Page:Cooper - Œuvres complètes, éd Gosselin, tome 1, 1839.djvu/165

La bibliothèque libre.
Cette page a été validée par deux contributeurs.

— Vraiment ! s’écria son frère ; mais, ma tante, il faut absolument que vous réserviez Émilie pour Sa Seigneurie, car elle l’admire presque autant que vous.

— Je crois qu’il faudrait qu’elle pensât tout à fait comme moi, pour désirer de devenir sa femme, répondit Mrs Wilson.

— Mais, ma tante, dit Émilie plus gravement, si tout ce qu’on en dit est vrai, n’y en eût-il même que la moitié, l’admiration devient un sentiment bien naturel, je dirai même bien froid, pour tant de vertus.

Denbigh était placé de manière à voir la physionomie expressive et animée d’Émilie, et Mrs Wilson remarqua que, pendant qu’elle parlait, il se troubla et changea de couleur, émotion qui ne lui paraissait pas suffisamment justifiée par l’estime qu’Émilie témoignait pour un homme qu’elle n’avait jamais vu.

— Serait-il possible, pensait-elle, qu’une passion aussi basse que l’envie put trouver accès dans le cœur de Denbigh ? Dans ce moment, celui-ci s’éloigna comme s’il n’eût pas voulu en entendre davantage, et il parut rêver tout le reste de la soirée.

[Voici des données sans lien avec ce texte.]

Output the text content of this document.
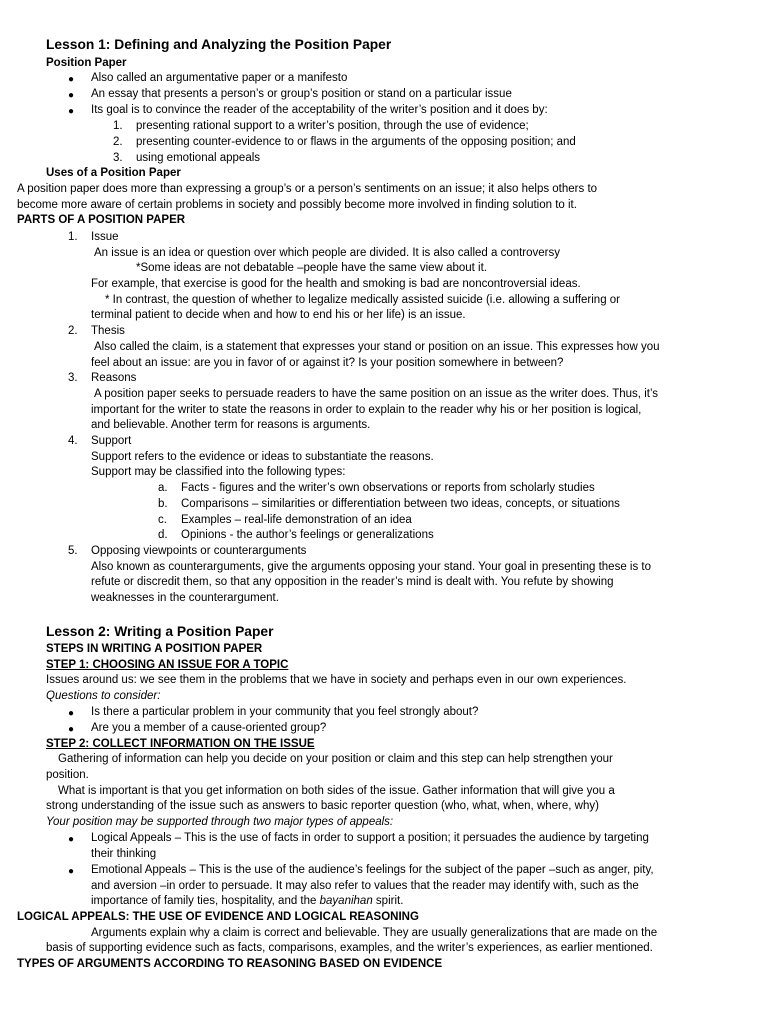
Lesson 1: Defining and Analyzing the Position Paper
Position Paper
● Also called an argumentative paper or a manifesto
● An essay that presents a person’s or group’s position or stand on a particular issue
● Its goal is to convince the reader of the acceptability of the writer’s position and it does by:
1. presenting rational support to a writer’s position, through the use of evidence;
2. presenting counter-evidence to or flaws in the arguments of the opposing position; and
3. using emotional appeals
Uses of a Position Paper
A position paper does more than expressing a group’s or a person’s sentiments on an issue; it also helps others to
become more aware of certain problems in society and possibly become more involved in finding solution to it.
PARTS OF A POSITION PAPER
1. Issue
An issue is an idea or question over which people are divided. It is also called a controversy
*Some ideas are not debatable –people have the same view about it.
For example, that exercise is good for the health and smoking is bad are noncontroversial ideas.
* In contrast, the question of whether to legalize medically assisted suicide (i.e. allowing a suffering or
terminal patient to decide when and how to end his or her life) is an issue.
2. Thesis
Also called the claim, is a statement that expresses your stand or position on an issue. This expresses how you
feel about an issue: are you in favor of or against it? Is your position somewhere in between?
3. Reasons
A position paper seeks to persuade readers to have the same position on an issue as the writer does. Thus, it’s
important for the writer to state the reasons in order to explain to the reader why his or her position is logical,
and believable. Another term for reasons is arguments.
4. Support
Support refers to the evidence or ideas to substantiate the reasons.
Support may be classified into the following types:
a. Facts - figures and the writer’s own observations or reports from scholarly studies
b. Comparisons – similarities or differentiation between two ideas, concepts, or situations
c. Examples – real-life demonstration of an idea
d. Opinions - the author’s feelings or generalizations
5. Opposing viewpoints or counterarguments
Also known as counterarguments, give the arguments opposing your stand. Your goal in presenting these is to
refute or discredit them, so that any opposition in the reader’s mind is dealt with. You refute by showing
weaknesses in the counterargument.
Lesson 2: Writing a Position Paper
STEPS IN WRITING A POSITION PAPER
STEP 1: CHOOSING AN ISSUE FOR A TOPIC
Issues around us: we see them in the problems that we have in society and perhaps even in our own experiences.
Questions to consider:
● Is there a particular problem in your community that you feel strongly about?
● Are you a member of a cause-oriented group?
STEP 2: COLLECT INFORMATION ON THE ISSUE
Gathering of information can help you decide on your position or claim and this step can help strengthen your
position.
What is important is that you get information on both sides of the issue. Gather information that will give you a
strong understanding of the issue such as answers to basic reporter question (who, what, when, where, why)
Your position may be supported through two major types of appeals:
● Logical Appeals – This is the use of facts in order to support a position; it persuades the audience by targeting
their thinking
● Emotional Appeals – This is the use of the audience’s feelings for the subject of the paper –such as anger, pity,
and aversion –in order to persuade. It may also refer to values that the reader may identify with, such as the
importance of family ties, hospitality, and the bayanihan spirit.
LOGICAL APPEALS: THE USE OF EVIDENCE AND LOGICAL REASONING
Arguments explain why a claim is correct and believable. They are usually generalizations that are made on the
basis of supporting evidence such as facts, comparisons, examples, and the writer’s experiences, as earlier mentioned.
TYPES OF ARGUMENTS ACCORDING TO REASONING BASED ON EVIDENCE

Ces observations peuvent paraître puériles ; mais combien elles étaient importantes pour celle qui étudiait avec inquiétude le caractère d’un homme qui devait être bientôt chargé de protéger et de rendre heureuse celle qu’elle aimait comme sa fille !

À la fin de la soirée, les invitations pour le bal arrivèrent et furent acceptées, et comme ce nouvel arrangement contrariait le projet de visite à Mrs Fitzgerald, Mrs Wilson envoya chez elle le lendemain matin pour la prévenir de ne les attendre que le jour suivant.

Émilie se préparait pour le bal avec un plaisir qui n’était point sans mélange. Le triste souvenir des suites du dernier bal où elle s’était trouvée, le malheureux sort de Digby, tout portait son âme à la mélancolie, et elle avait besoin, pour, la chasser, de se rappeler la noble conduite que Denbigh avait tenue dans cette circonstance.

Denbigh les pria de l’excuser s’il ne les accompagnait pas ; il dit à Émilie qu’il était trop gauche dans le monde, qu’il craignait trop pour lui et pour ses amis les conséquences désagréables de ses inadvertances, pour oser s’aventurer de nouveau dans une telle assemblée.